I have replaced the question with synonyms and stated my point of view in one sentence. Thesis sentences are well-known but majorly for question requesting for your point of view. Most IELTS questions would not request for your point of view, it can then be avoided.
3. Outline Sentence
The outline sentence contains what will be discussed in the key body paragraphs of your essay which is done after paraphrasing the questions and informing the examiner what you think in your opinion.
Several evidence proofs that rising car use is instrumental to global warming and it is associated with many other unwanted consequences on people’s wellbeing and health.
Outline Sentence: Firstly, the production of green gases by automobiles will be discussed in this essay and secondly, it will focus on other harmful chemicals that are discharged by internal combustion engines.
What was carried out here was to check out the main body paragraphs and produce a statement on their content. Every paragraph should have a major opinion. This essay, however, contains two paragraphs, therefore; the outline sentence will only contain two statements.
Main body paragraph 1: the creation of greenhouse gases by automobiles.
Main body paragraph 2: harmful chemicals created by the internal combustion engines.
Also, contained in your main body paragraph should not be more than one main idea that can be easily seen and create a sentence on it.
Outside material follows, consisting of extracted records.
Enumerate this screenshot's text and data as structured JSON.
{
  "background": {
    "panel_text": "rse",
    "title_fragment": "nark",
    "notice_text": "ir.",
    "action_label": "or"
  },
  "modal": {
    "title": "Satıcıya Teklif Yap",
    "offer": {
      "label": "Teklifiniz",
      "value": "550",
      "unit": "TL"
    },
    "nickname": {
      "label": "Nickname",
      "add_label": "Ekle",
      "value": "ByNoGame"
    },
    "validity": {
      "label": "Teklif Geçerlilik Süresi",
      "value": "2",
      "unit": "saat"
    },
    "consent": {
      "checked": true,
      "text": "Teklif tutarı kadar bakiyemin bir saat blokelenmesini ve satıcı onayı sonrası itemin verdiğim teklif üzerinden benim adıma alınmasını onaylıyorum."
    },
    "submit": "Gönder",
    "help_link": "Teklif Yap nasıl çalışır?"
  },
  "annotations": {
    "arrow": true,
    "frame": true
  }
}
For essays on advantages and disadvantages, or essays on problem solution, you can develop sentences similar to this:
Advantages and disadvantages: the benefits will be first discussed in this essay, followed by the evaluation of the (main drawback(s)).
Problem and solution: the main problems are evaluated in this essay and a suitable solution is offered.
Question: Being able to effectively manage money is vital in the life of an adult. In your view, how can the money be best managed?
Good answer: A vital part of adulthood is having the ability to create a budget for your finances. It is obvious that managing money during childhood is very important in learning this. Firstly, the essay discussed the vital areas where parental involvement during childhood is very important and secondly the essay will provide the significance of getting a part-time job during childhood.
The introduction above clearly follows the format that was provided in this report.
- Pick a random question here
- Write great introduction by using the knowledge you have gained
- Repeat the steps until you can do it perfectly
I hope you found the post useful and let me know if you have any comments or questions.